Over the past year, many groups have enthusiastically come together to sponsor conversations and events to improve our campus climate around sexual violence. The Women’s Resource Center, Students Transforming Rice Into a Violence-Free Environment coalition, the Wellbeing Center, the colleges, the Rice Health Advisors program and the Student Association have invested and continue to invest significant resources and time to further these discussions. After a year of these efforts, it’s time to start evaluating and holding ourselves accountable for the progress we have made. The Marching Owl Band’s recent performance courageously calling attention the devastating dangers of failing to hold institutions accountable for their actions serves as a timely reminder of the importance of these conversations.

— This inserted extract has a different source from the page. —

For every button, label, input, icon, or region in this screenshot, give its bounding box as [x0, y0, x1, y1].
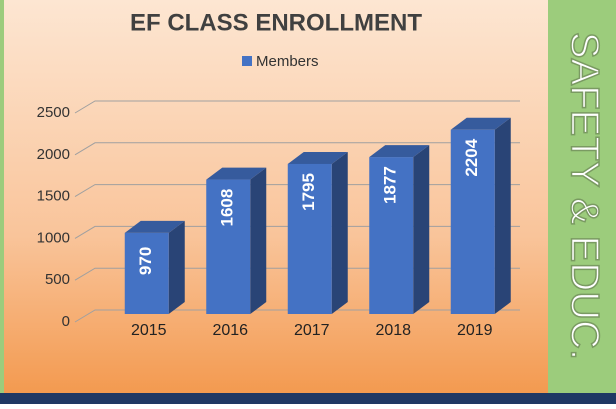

While all parts of the university have admirably come together over the past year to address these critically important issues of campus safety, more can and should be done. Shockingly, Rice’s statement about the MOB’s performance was the first time that the University had discussed sexual assault in an official statement since the release of the SUSE results exactly one year ago. Despite the president and provost’s call to substantially strengthen university efforts on sexual misconduct, very little has changed. In fact, the only major new initiative to be publicly announced, the Student Association’s “Critical Thinking in Sexuality” program, has been greeted with relative indifference by some students, faculty and administrators.



As our community continues discussing the MOB’s performance, it is critical that we not lose sight of the broader picture. Both students and administrators must be held accountable not only for the way we approach Friday’s incident, but how we approach sexual violence prevention as a whole. Our community can do better in both regards, and, after another year of more-of-the-same, we all must demand more.